In industrial organization and in particular monopoly theory, a durapolist or durable good monopolist is a producer that manipulates the durability of its product. The term was coined by antitrust scholar Barak Orbach. The concept is used to explain how durable good manufacturers overcome the durability problem of their products and persuade consumers to purchase new goods. The concept utilizes a monopolist to simplify explanations regarding product durability.

==Overview==
Once a durable-good manufacturer sells a product to a consumer, it faces a challenge to convince this consumer to purchase another good. A consumer needs one refrigerator, one razor, a limited number of shirts, and so forth. Durability, therefore, may mean limited prospects for businesses. Ronald Coase argued that because of the durability problem a durable-good monopolist may not be able to exploit its market position and charge monopolistic prices. His thesis is known as the Coase Conjecture. The durability problem is not limited to "monopolists" in the strict sense of the term. It may happen in all markets for durable goods, although it is easier to understand it with a single seller.

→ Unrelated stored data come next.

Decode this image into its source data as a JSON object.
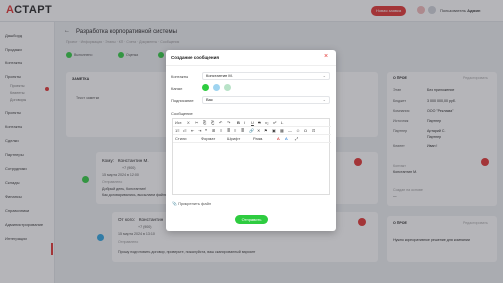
{
  "app": {
    "logo_accent": "А",
    "logo_rest": "СТАРТ",
    "top_button": "Новая заявка",
    "user_label": "Пользователь",
    "user_name": "Админ",
    "accent": "#e3312f",
    "green": "#2ecc40"
  },
  "sidebar": {
    "items": [
      "Дашборд",
      "Продажи",
      "Контакты",
      "Проекты",
      "Клиенты",
      "Проекты",
      "Контакты",
      "Сделки",
      "Партнеры",
      "Сотрудники",
      "Склады",
      "Финансы",
      "Справочники",
      "Администрирование",
      "Интеграции"
    ],
    "subitems": [
      "Проекты",
      "Клиенты",
      "Договоры"
    ]
  },
  "page": {
    "title": "Разработка корпоративной системы",
    "subtitle": "Проект · Информация · Этапы · КП · Счета · Документы · Сообщения",
    "steps": [
      "Выполнено",
      "Оценка",
      "В работе"
    ]
  },
  "left_card": {
    "title": "ЗАМЕТКА",
    "note": "Текст заметки"
  },
  "right_card": {
    "title": "О ПРОЕ",
    "edit": "Редактировать",
    "rows": [
      {
        "k": "Этап",
        "v": "Без приложение"
      },
      {
        "k": "Бюджет",
        "v": "3 000 000,00 руб."
      },
      {
        "k": "Компания",
        "v": "ООО \"Реклама\""
      },
      {
        "k": "Источник",
        "v": "Партнер"
      },
      {
        "k": "Партнер",
        "v": "Артарий С."
      },
      {
        "k": "",
        "v": "Партнер"
      },
      {
        "k": "Клиент",
        "v": "Иван !"
      }
    ],
    "contact_label": "Контакт",
    "contact": "Константин М.",
    "created_label": "Создан на основе",
    "created": "—"
  },
  "right_card2": {
    "title": "О ПРОЕ",
    "edit": "Редактировать",
    "text": "Нужно корпоративное решение для компании"
  },
  "messages": [
    {
      "label": "Кому:",
      "name": "Константин М.",
      "phone": "+7 (900)",
      "date": "15 марта 2024 в 12:00",
      "status": "Отправлено",
      "greet": "Добрый день, Константин!",
      "body": "Как договаривались, высылаем файлы по проекту"
    },
    {
      "label": "От кого:",
      "name": "Константин",
      "phone": "+7 (900)",
      "date": "15 марта 2024 в 13:10",
      "status": "Отправлено",
      "greet": "",
      "body": "Прошу подготовить договор, проверьте, пожалуйста, ваш сканированный вариант"
    }
  ],
  "modal": {
    "title": "Создание сообщения",
    "contacts_label": "Контакты",
    "contacts_value": "Константин М.",
    "channel_label": "Канал",
    "sign_label": "Подписание",
    "sign_value": "Вас",
    "message_label": "Сообщение",
    "toolbar_row1": [
      "Ист.",
      "Х",
      "✂",
      "⎘",
      "⎗",
      "↶",
      "↷",
      "B",
      "I",
      "U",
      "S",
      "x₂",
      "x²",
      "I̶"
    ],
    "toolbar_row2": [
      "1≡",
      "•≡",
      "⇤",
      "⇥",
      "❝",
      "⊞",
      "≡",
      "≣",
      "≡",
      "≣",
      "🔗",
      "✕",
      "⚑",
      "▣",
      "▦",
      "―",
      "☺",
      "Ω",
      "⊡"
    ],
    "toolbar_row3": [
      "Стили",
      "Формат",
      "Шрифт",
      "Разм.",
      "A",
      "A",
      "⤢"
    ],
    "attach": "Прикрепить файл",
    "send": "Отправить",
    "channel_icons": [
      "whatsapp-icon",
      "telegram-icon",
      "viber-icon"
    ]
  }
}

To overcome the durability problem, durable good manufacturers must persuade consumers to replace functioning products with new ones or to pay them money in other ways. Replacement of functioning goods refers to business strategies that persuade or force consumers to purchase new products. One category of strategies is contrived durability that refers to product design that intentionally shortens the product lifetime before it is released onto the market. In most instances, durability is built into a product by the manufacturer through its choices of inputs and production procedures. Another category of strategies refers is planned obsolescence that refers to shortening the lifetime of a product after it is released onto the market. Under this strategy, the manufacturer “convinces” the consumer to replace an old product with a new one, thereby rendering the lifetime of the old product shorter than its actual useful lifetime. Annual style changes of cars and revised editions of textbooks are prime examples of planned obsolescence. Although contrived durability and planned obsolescence are different in many ways, they are often confused.

Another strategy that is frequently used by durapolists is tying: a sale (or lease) of one product or service on condition that the buyer (or the lessee) take another product or service. Durable-good manufacturers tie to their durables non-durables and can boost profit. Razor and blades is favorite example. Durable-good manufacturers also use financing strategies (leasing, complex payment terms) to extract payments from consumers.